Who likes dark humor?
A study published by neurologists in the scientific journal Cognitive Processing found that people who appreciate dark humor have higher IQs than those who are offended by it. It seems that those with higher educations are able to make more connections with more things in more ways than people who didn’t learn as much in school, college or at university. The more you read, the more you like dark humor.
Why do we read?
- For knowledge: This started back in our early school days. The essential information about the world is available to us in many forms, including books, magazines and newspapers, real and virtual. Reading about things allows us to make sense of them, overcome the anxiety of ignorance and live in a world of order and reason.
- For pleasure: This is reading we enjoy for personal reasons, no matter what or where.
- To kill time: This may be one of the only times you read back issues of dog-eared magazines in the doctor’s office or when you’re waiting on an oil change. Turn time wasted on reading junk by keeping something that interests you in your car.

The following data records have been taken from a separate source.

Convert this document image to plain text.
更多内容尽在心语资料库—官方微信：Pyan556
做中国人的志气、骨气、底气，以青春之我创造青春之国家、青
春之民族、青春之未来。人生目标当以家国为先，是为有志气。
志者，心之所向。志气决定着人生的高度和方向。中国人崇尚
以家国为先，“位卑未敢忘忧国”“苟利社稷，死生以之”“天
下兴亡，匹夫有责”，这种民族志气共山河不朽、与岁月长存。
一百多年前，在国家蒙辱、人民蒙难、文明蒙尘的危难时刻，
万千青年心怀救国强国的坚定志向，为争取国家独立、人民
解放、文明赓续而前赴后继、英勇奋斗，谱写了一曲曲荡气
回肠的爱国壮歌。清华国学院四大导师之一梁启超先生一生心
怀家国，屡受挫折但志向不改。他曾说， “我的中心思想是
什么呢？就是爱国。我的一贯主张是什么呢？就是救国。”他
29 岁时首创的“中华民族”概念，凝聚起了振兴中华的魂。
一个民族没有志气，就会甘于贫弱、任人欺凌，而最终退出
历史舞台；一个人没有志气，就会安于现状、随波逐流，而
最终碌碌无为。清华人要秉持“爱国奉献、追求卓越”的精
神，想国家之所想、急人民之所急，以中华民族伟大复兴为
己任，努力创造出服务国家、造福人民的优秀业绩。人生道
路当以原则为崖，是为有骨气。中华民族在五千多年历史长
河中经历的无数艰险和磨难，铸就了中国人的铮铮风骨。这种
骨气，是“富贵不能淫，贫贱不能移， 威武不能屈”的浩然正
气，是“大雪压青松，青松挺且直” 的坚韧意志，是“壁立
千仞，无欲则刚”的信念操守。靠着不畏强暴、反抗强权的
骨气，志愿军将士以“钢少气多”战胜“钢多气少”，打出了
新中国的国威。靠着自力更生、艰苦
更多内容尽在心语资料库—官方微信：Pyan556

- For all three when I have a few minutes: These weekly articles aim to hit all three spots for you and sometimes they do.
How do we read?
There are three types of readers, each with its own physical and technical limitations
- Motor readers comprehend what they’re reading by sounding out words one at a time. It’s called subvocalization and those who use this strategy are limited to how long it takes to figure out every word and say them aloud one word at a time. It’s how little children learn to read.
- Auditory readers nearly double motor readers’ rates because they have learned to read words as if they are hearing them spoken aloud.
- Visual readers nearly quadruple those rates because they don’t need to say or hear the words they’re reading.
Education and reading speed
There’s a clear connection between education, reading speeds and comprehension. The farther you advance through the university system, the more technical material you must read and the greater the vocabulary you develop as a result of doing so.
If you went to college, your reading speed will be twice as fast as someone who didn’t, and the more years you spent there, the higher your numbers grow.
- Adults read 300 words per minute.
- College students read 450 words per minute.
- The average college professor reads about 700 words a minute.
Psychology Today says sick jokes can be healthy.
As Bob Larkin said in his article 85 Dark Jokes for Those Who Need a Twisted Laugh, “My wife told me she’ll slam my head on the keyboard if I don’t get off the computer. I’m not too worried, I think she’s jokinlkjhfakljn m,.nbziyoao78yv87dfaoyuofaytdf”.
Maryn Liles adds this in 100 Dark Humor Jokes Right Up Your Alley, “I was digging in our garden and found a chest full of gold coins. I wanted to run home to tell my wife about it but then I remembered why I was digging the hole.”